Those who have not only borne but suffered, and do now rejoice with
me, I thank tenfold. I have done--

"Save for one word to the Christians of this congregation:

"The waves of infidelity are coming in with a strong wind and a
flowing tide. Who is to blame? God it cannot be, and for
unbelievers, they are as they were. It is the Christians who are to
blame. I do not mean those who are called Christians, but those who
call and count themselves Christians. I tell you, and I speak to
each one of whom it is true, that you hold and present such a
withered, starved, miserable, death's-head idea of Christianity;
that you are yourselves such poverty-stricken believers, if
believers you are at all; that the notion you present to the world
as your ideal, is so commonplace, so false to the grand, gracious,
mighty-hearted Jesus--that YOU are the cause why the truth hangs its
head in patience, and rides not forth on the white horse, conquering
and to conquer. You dull its lustre in the eyes of men; you deform
its fair proportions; you represent not that which it is, but that
which it is not, yet call yourselves by its name; you are not the
salt of the earth, but a salt that has lost its savour, for ye seek
all things else first, and to that seeking the kingdom of God and
his righteousness shall never be added. Until you repent and believe
afresh, believe in a nobler Christ, namely the Christ revealed by
himself, and not the muffled form of something vaguely human and
certainly not all divine, which the false interpretations of men
have substituted for him, you will be, as, I repeat, you are, the
main reason why faith is so scanty in the earth, and the enemy comes
in like a flood.

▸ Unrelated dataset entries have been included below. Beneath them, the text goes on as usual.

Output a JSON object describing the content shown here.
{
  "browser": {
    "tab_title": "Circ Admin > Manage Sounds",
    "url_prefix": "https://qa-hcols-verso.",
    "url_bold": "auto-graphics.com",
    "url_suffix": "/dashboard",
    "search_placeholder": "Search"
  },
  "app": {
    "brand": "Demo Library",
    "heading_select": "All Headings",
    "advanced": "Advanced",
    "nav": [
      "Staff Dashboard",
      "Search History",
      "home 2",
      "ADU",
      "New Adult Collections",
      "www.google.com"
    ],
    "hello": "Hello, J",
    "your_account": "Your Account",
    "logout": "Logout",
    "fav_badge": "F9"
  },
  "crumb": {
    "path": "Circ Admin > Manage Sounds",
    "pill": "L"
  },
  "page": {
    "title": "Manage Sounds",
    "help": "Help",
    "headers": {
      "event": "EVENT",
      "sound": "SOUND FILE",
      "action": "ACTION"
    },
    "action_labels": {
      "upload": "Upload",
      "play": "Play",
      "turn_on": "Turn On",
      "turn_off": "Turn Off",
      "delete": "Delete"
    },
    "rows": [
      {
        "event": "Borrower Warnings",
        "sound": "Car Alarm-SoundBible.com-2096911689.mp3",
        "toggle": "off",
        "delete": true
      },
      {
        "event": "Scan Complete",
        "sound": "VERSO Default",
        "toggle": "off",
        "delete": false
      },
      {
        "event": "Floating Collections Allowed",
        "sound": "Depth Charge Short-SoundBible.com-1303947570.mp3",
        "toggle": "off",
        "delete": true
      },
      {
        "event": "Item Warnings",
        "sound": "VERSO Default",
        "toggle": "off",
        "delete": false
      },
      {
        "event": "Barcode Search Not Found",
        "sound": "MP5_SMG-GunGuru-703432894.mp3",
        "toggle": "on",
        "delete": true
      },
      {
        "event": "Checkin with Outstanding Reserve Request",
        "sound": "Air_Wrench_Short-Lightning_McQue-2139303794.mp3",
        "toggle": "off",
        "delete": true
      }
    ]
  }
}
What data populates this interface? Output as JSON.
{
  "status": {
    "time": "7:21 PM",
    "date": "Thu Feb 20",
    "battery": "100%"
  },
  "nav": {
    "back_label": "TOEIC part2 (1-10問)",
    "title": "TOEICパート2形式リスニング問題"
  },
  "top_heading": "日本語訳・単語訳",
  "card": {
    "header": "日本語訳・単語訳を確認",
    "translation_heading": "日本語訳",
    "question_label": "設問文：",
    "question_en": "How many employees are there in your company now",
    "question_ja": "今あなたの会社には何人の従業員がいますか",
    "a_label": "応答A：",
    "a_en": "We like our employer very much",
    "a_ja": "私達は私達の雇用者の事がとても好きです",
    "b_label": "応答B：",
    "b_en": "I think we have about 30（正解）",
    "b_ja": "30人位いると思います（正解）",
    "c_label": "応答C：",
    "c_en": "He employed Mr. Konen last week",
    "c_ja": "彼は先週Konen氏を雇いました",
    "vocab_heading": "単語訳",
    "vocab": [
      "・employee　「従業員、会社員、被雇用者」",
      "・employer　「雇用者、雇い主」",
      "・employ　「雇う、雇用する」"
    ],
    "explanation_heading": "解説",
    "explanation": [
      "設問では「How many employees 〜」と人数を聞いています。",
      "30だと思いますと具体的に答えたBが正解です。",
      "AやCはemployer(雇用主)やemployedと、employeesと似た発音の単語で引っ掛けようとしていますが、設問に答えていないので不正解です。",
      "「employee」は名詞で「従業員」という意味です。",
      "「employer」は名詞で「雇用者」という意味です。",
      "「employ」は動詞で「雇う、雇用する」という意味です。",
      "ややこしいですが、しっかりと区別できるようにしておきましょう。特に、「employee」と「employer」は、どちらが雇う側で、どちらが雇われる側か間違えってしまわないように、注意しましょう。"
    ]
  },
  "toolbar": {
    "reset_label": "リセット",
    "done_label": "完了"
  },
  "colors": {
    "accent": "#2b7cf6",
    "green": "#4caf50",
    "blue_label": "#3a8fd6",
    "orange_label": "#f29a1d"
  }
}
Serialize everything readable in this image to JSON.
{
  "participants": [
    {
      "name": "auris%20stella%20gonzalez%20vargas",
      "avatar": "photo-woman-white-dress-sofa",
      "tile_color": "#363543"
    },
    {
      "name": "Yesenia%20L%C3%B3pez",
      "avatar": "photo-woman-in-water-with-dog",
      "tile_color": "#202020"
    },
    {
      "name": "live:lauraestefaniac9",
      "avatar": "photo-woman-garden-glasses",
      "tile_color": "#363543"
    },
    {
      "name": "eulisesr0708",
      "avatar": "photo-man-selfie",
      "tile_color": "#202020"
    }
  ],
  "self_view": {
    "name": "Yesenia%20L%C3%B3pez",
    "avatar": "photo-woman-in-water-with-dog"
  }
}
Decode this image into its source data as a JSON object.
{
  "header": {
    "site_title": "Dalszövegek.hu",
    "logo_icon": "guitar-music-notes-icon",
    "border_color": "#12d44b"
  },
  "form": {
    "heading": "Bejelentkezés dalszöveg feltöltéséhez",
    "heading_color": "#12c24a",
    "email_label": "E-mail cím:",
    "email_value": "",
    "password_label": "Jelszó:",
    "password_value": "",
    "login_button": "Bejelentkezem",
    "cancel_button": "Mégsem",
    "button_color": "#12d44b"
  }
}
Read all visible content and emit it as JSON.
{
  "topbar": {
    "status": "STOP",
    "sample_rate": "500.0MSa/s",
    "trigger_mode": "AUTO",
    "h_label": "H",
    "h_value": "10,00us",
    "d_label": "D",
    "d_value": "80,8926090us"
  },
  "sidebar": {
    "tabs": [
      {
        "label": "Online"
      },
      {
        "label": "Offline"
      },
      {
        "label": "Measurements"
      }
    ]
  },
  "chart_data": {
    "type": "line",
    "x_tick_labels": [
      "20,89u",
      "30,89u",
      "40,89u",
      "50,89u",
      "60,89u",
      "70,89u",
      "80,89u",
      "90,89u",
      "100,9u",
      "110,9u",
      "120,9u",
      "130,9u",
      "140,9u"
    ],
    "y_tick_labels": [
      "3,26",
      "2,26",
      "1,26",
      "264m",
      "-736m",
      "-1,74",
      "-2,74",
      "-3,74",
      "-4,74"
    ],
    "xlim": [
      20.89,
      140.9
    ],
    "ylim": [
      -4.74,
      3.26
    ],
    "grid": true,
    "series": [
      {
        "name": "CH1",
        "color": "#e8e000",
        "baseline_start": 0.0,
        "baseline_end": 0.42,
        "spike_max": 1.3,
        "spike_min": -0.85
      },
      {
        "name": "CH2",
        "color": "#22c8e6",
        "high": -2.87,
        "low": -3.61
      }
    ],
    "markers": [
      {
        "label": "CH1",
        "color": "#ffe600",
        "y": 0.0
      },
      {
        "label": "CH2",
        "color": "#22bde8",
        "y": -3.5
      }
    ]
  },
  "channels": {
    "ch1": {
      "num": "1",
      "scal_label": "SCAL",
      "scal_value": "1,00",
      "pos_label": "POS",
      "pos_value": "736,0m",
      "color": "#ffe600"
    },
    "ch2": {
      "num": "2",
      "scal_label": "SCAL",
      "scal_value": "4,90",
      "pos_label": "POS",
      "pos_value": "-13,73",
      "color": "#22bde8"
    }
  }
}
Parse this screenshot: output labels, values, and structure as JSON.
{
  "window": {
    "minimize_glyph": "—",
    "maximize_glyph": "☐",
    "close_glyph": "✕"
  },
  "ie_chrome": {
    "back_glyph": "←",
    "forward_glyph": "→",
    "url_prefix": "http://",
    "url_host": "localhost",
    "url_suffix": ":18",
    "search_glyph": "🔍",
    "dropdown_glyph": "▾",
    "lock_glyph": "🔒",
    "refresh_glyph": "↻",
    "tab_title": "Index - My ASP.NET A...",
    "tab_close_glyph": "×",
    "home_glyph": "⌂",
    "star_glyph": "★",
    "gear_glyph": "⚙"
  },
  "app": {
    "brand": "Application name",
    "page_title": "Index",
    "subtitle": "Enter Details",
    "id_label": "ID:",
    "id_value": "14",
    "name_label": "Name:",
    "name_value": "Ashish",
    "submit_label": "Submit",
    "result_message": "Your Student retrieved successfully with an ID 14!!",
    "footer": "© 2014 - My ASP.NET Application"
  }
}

For the sake of the progress of the truth, and that
into nobler minds than yours, it were better you joined the ranks of
the enemy, and declared what I fear with many of you is the fact,
that you believe not at all. But whether in some sense you believe
or not, the fact remains, that, while you are not of those
Christians who obey the word of the master, DOING the things he says
to them, you are of those Christians, if you WILL be called by the
name, to whom he will say, I never knew you: go forth into the outer
darkness. Then at least will the church be rid of you, and the
honest doubter will have room to breathe the divine air of the
presence of Jesus.

"But oh what unspeakable bliss of heart and soul and mind and sense
remains for him who like St. Paul is crucified with Christ, who
lives no more from his own self, but is inspired and informed and
possessed with the same faith towards the Father in which Jesus
lived and wrought the will of the Father! If the words attributed to
Jesus are indeed the words of him whom Jesus declared himself, then
truly is the fate of mankind a glorious one,--and that, first and
last, because men have a God supremely grand, all-perfect in
God-head; for that is, and that alone can be, the absolute bliss of
the created."






CHAPTER XXX.

HELEN AWAKE.





That Sunday-dinner was a very quiet meal. An old friend of Mrs.
Ramshorn, a lady-ecclesiastic like herself, dined with them; what
the two may have said to each other in secret conclave, I cannot
tell, but not a word of remark upon Mr. Wingfold or his sermon was
heard at table.

As she was leaving the room, Bascombe whispered Helen to put on
something and come to him in the garden. Helen glanced at the window
as if doubtful. It was cold, but the sun was shining; the weather
had nothing to do with it; she had but taken a moment to think. She
pressed her lips together--and consented. George saw she would
rather not go, but he set it down to a sisterly unwillingness to
enjoy herself when her brother could no longer behold the sun, and
such mere sentiment must not be encouraged.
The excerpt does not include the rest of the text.